¹ Euromed University of Fes, UEMF, Morocco
² ENSAM-Meknes, Moulay Ismail, University, Meknes, Morocco

^* Corresponding author: n.rihani@ueuromed.org

Abstract

In the general context of 3D clay printing and sustainable mix design, reaching optimal printing quality and structural integrity requires a thorough understanding of the fresh paste and solid properties of earthen materials. This study investigates the rheology of Benjellik clay using Taguchi Design plan, focusing on the effects of particle size and water content on the related fresh paste properties. A set of nine clay formulations were analysed in terms of yield stress, plastic viscosity, consistency, and flow number according to both Bingham and Bulkley models. Results revealed that water to binder ratio (W/B) mainly impacts rheological properties; it reduces yield stress and plastic viscosity while increasing the flow number.
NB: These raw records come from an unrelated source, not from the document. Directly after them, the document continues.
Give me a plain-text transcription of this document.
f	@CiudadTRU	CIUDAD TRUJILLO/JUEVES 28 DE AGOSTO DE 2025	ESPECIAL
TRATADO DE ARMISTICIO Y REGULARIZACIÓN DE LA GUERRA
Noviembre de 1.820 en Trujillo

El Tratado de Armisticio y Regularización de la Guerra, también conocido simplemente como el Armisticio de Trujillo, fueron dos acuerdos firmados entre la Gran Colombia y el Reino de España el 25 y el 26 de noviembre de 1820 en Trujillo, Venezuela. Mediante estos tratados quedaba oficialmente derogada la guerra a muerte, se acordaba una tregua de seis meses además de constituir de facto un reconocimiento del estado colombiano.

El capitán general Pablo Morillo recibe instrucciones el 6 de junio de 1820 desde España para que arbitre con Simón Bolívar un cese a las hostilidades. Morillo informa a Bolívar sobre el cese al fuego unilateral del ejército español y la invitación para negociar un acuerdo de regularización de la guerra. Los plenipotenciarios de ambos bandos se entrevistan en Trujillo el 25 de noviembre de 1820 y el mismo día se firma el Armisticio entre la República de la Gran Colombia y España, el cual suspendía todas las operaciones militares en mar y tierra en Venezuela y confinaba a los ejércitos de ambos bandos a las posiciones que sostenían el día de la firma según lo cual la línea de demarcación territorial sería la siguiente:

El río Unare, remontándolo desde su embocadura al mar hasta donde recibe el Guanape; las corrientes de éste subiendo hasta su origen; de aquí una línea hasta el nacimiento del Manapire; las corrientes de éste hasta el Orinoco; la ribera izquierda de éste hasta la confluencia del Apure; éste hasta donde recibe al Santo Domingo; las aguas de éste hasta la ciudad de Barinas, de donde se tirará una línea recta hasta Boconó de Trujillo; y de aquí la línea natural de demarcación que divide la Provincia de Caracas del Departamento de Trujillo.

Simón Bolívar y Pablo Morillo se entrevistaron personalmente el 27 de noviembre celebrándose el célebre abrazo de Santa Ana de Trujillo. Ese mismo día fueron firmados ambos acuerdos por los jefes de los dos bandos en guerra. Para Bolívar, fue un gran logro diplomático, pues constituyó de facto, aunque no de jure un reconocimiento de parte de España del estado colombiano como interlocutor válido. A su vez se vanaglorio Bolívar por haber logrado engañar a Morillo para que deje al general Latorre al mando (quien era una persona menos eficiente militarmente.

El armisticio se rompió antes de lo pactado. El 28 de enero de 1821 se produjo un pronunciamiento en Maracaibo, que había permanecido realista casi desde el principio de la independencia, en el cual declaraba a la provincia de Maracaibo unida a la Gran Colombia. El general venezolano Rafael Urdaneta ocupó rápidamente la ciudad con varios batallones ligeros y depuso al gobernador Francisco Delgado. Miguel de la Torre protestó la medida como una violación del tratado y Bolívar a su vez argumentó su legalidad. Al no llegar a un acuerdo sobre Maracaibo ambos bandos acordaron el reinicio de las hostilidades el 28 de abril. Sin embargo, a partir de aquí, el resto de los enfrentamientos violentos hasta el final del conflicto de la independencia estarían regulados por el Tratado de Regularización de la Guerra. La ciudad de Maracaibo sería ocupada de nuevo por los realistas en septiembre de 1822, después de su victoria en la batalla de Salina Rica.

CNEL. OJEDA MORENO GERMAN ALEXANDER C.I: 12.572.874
Moreover, the pre-selected raw particle sizes had irrelevant impact due to similarities of the related statistical distributions as corroborated by laser granulometry tests. Furthermore, optimal layer heights to nozzle diameter ratio was found to be around 0.55 enhancing the material flowability and scanned tracks features. Finally, the findings emphasize the crucial role of W/B along with the layer height to nozzle size ratios in stabilizing the printability of clay materials, offering a confident printing parameters area for optimizing both 3D printing clay of Fez region of Morocco.